Dr Rachel Majumdar, 29, who was originally from Merseyside, worked at Harrogate District Hospital in Yorkshire and had been in a long-term relationship with one of the other climbers who died, Tom Chesters.
She and four others were swept 1000ft down Bidean nam Bian, while one of their party – a man who has asked not to be identified – managed evade the snow slab.
The other survivor, a 24-year-old woman from the Durham area, suffered serious head injuries and remains in a critical condition in Glasgow's Southern General Hospital.
Ms Majumdar's work colleagues were shocked at the news of her death.
Dr Rebecca Leigh, a consultant at Harrogate District Hospital, said: "Rachel was a gifted and dedicated doctor, who was in the middle of her training. A very promising medical career has been cut tragically short.
"She was one of the finest doctors I have worked with. All the staff and patients who knew Rachel will remember her caring nature. She had a smile and a friendly word for everyone."
Christopher Bell, of Blackburn, Lancashire, Una Finnegan of County Londonderry, Northern Ireland and Mr Chesters, from Sidmouth in Devon, also died in Saturday's avalanche.
Sam Morris, 35, a friend of Mr Chesters and Mr Bell, said the former and Dr Majumdar had met in their first year of university in Leeds.
He said the only consolation in the tragedy was that the couple died side-by-side doing something they both loved.
"They had dreams of doing voluntary work oversees together. Some of the comfort we have drawn is that these guys had been together to the end," he added.
Mr Morris said his two friends were exceptionally competent and experienced mountaineers.
He added they had worked with him in France as mountain bike guides in the Alps.
"They were as trained up and as cautious as you can be," he said. "With the best will in the world, these things are a game of odds."
Mr Chesters, 28, who was described as a gifted student, was in the final year of his PhD at Hull University and was a leading figure in British orienteering.
Professor Michael Fagan, who helped supervise his research into osteoporosis, said: "Tom was a fantastic young man who seemed to have unlimited energy and enthusiasm.

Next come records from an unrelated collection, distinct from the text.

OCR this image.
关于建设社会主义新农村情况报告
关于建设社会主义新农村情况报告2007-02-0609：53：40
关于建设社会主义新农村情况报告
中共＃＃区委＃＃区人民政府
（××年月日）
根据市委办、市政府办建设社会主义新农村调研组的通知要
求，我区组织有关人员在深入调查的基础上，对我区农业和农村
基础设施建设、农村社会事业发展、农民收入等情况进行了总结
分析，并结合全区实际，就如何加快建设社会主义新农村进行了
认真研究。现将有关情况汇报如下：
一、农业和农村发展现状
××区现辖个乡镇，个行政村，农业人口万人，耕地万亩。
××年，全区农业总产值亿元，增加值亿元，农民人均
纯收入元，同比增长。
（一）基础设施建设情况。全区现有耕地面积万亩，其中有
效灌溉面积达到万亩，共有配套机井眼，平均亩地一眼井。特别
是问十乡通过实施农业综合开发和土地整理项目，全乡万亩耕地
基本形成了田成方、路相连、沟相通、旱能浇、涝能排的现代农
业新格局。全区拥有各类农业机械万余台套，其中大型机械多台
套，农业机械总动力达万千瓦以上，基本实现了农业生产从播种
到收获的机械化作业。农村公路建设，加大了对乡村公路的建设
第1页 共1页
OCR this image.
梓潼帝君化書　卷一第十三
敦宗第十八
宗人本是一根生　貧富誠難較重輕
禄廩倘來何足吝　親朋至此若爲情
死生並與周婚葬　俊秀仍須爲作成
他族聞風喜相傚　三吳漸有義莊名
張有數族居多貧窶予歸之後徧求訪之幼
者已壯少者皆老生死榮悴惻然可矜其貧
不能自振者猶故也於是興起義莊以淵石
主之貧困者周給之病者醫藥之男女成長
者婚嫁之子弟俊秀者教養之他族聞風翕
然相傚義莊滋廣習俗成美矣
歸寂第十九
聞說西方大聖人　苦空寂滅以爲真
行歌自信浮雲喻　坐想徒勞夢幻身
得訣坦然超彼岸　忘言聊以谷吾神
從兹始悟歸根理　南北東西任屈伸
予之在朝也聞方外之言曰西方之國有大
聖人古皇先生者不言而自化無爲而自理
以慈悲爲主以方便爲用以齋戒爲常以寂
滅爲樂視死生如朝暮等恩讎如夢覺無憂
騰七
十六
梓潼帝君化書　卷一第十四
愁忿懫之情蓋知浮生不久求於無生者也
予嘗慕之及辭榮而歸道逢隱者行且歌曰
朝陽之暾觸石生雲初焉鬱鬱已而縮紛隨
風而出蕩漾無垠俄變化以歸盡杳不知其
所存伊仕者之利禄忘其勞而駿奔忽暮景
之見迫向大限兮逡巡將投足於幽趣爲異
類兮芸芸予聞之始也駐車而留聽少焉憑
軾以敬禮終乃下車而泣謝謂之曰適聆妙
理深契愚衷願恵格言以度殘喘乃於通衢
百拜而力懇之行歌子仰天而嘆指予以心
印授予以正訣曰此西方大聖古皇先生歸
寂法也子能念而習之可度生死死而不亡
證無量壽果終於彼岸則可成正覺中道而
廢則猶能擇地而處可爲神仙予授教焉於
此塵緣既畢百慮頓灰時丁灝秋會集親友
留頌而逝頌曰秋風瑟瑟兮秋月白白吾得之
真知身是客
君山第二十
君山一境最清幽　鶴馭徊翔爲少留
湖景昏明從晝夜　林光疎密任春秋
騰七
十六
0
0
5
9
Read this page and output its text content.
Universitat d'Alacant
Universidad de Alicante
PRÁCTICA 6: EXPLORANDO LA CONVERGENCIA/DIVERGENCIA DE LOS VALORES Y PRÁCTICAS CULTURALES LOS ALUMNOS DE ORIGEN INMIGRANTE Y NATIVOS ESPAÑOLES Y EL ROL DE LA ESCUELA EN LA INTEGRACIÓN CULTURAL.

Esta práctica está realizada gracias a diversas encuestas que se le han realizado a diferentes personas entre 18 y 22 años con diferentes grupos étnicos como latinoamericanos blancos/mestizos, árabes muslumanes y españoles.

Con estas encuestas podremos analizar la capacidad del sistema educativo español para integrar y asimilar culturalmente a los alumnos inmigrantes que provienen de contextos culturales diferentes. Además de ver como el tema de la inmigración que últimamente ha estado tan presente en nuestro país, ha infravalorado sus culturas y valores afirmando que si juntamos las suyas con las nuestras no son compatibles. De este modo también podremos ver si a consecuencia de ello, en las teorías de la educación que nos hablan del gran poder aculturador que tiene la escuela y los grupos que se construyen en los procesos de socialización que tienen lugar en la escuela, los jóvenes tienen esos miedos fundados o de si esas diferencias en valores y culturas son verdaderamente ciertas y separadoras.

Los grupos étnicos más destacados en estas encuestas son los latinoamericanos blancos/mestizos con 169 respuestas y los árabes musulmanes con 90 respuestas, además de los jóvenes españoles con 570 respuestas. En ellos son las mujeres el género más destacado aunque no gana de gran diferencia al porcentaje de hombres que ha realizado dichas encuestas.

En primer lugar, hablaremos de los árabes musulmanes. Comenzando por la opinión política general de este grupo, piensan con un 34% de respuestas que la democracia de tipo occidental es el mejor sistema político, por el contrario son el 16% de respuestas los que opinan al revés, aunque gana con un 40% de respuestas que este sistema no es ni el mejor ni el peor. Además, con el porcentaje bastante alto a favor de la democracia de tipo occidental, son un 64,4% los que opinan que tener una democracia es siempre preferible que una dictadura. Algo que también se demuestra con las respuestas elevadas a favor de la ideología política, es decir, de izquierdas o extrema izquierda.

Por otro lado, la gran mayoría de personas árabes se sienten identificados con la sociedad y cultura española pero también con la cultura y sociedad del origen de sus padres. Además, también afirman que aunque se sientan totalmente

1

He was completely committed to everything he did."
Mr Bell, 24, had been entering his third year of doctoral research into ocean mapping at the Scottish Association for Marine Science (SAMS) research centre at Dunstaffnage, north of Oban, part of the University of the Highlands and Islands.
A tribute was issued on the Facebook page of his father's decking business, Evabel. It read "We are so sad to let everyone know that Simon and Alison's son Chris was one of the people who were killed in the avalanche in Glen Coe yesterday.
"Chris was a wonderful son, friend and human being. Our thoughts and prayers are with Simon, Alison and Ed at this awful time."
A spokesman for SAMS said Mr Bell was a popular figure and added: "Chris was a lover of the outdoors – whether biking, running over the Scottish hills or chasing drifters around the Corryvreckan [the whirlpool between Jura and Scarba] for his studies. He was a liver of life."
Ms Finnegan, 25, a junior doctor in Edinburgh, was originally from Coleraine, where her father Dr Owen Finnegan was a consultant at the Causeway Hospital. She studied medicine at Newcastle University and took her masters in Anthropology of Health and Illness in Edinburgh.
David McClarty an Independent Member of the Northern Ireland Legislative Assembly who knew the family, said: "This young woman, a qualified doctor, had her whole life ahead of her and then it is tragically cut short. The news has come with a great deal of shock to the area."